Despite of having gorgeous looking desktop environments, because the operating system’s core foundation lies in the command-line, desktops in GNU/Linux, still come with at least one utility that emulates the original command-line, known as the ‘Terminal emulator’.
Gnome calls it ‘Gnome Terminal’, in KDE it is called ‘Konsole’, LXDE has ‘LXTerminal’ etc. Though nowadays, they all come with few universal features, depending on few other unique ones, ‘Terminal emulators’ can be further categorized as well.
For example, there are special kind of emulators that supports splitting up the screen, which are heavily used by system administrators. And there are also the ones that support a feature called ‘dropdown’, they are again, very popular among the heavy desktop multitaskers, as this feature lets the Terminal emulator to be easily hidden, by using a keyboard shortcut.
For instance, say that while using the web browser, I wanted to quickly issue a command. Then rather than going through the hassle of using my mouse to open the Terminal window, if it supported ‘dropdown’, then I could simply press its keyboard shortcut (usually a single key) and that will open and bring its window to the front.
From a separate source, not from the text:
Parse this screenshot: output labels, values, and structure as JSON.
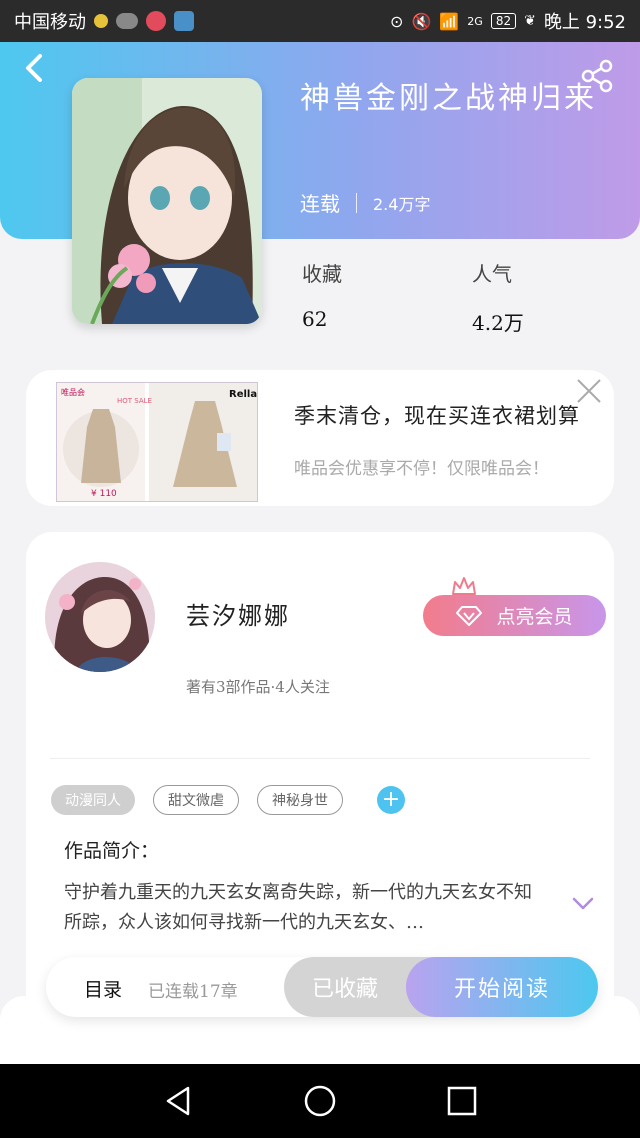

When I’m done, then I can press the same keyboard shortcut and it will be hidden.
Anyway, there are few existing ones such as ‘Tildda’, ‘Guake’, ‘Yakuake’ etc but, if you want to try something new, then you can try the newly introduced ‘Terra’. It comes with few features that some other ‘dropdown’ emulators do not have as well (including splitting the screen).
For example, it hides its window controls by default, but you can also enable showing them. And then, you can use it like a standard Terminal emulator (minimize, maximize, close), but as soon as you press the shortcut key it will be hidden automatically. Or in other words, you can use it as a standard Terminal emulator that can be hidden by the press of a button :).
Using the ‘Preferences’ window, from the right click context menu, you can:
*. Enable/Disable loading it on System startup (including showing or hiding the window).
*. Split the screen Vertically and Horizontally.
*. Copy and Paste commands (does not support keyboard shortcuts).
*. Run in Full-screen or Windowed mode (‘F11′).
*. Change where it appear on your screen (Vertically & Horizontally :’Top’, ‘Center’, ‘Bottom’, ‘Left’, ‘Center’ and ‘Right’).
*. Change the Width and the Height.
*. Show/Hide window borders.
*. Supports tabs.
*. Automatically hides its window upon losing the ‘focus’ (can be disabled).
*. Change fonts, background colors, add transparency, change keyboard shortcuts and a few more.
Note: Probably because it is new and due to a bug, it has another option that lets you hide its window being displayed once opened in the ‘Window list’ area (I’m using Linux Mint 14). Once enabled this, I could not open it (F12) anymore!. So I manually terminated its process and restarted it and it seems to have fixed it. So if you enable that too, then you can logout and re-login to the desktop as a fix.
Also, whenever I open a new tab, it is not selected by default. Therefore, once opened a new tab, I have to click on it, before I can issue a command (once this is performed, it stays selected until you reboot the PC). So hopefully ‘Özcan ESEN’ (developer) will take care of these issues (the main window — tab, is also affected by this).
Though not exactly lightweight, the memory usage is also seems pretty decent (around 13-20 MB, excluding the ‘bash’ which is about 1.3MB — the real emulation ‘engine’).
How to install it?
You can install ‘Terra’ in Ubuntu 12.04 Precise Pangolin, 12.10 Quental Quetzal, 13.04 Raring Ringtail and Linux Mint 14 by using the below commands.
sudo apt-add-repository ppa:ozcanesen/terra-terminal
sudo apt-get update
sudo apt-get install terra
Then the first time, make sure to search for it in the ‘Dash’ if you are using Ubuntu or in the ‘Start Menu’ (for Linux Mint). Then you can use the ‘F12’ for showing and hiding it. Make sure the option called ‘Run on Startup’ (‘Preferences’ -> ‘General’) is enabled.
That’s it! (a thanks goes to ‘Özcan ESEN’ for creating it). Good luck.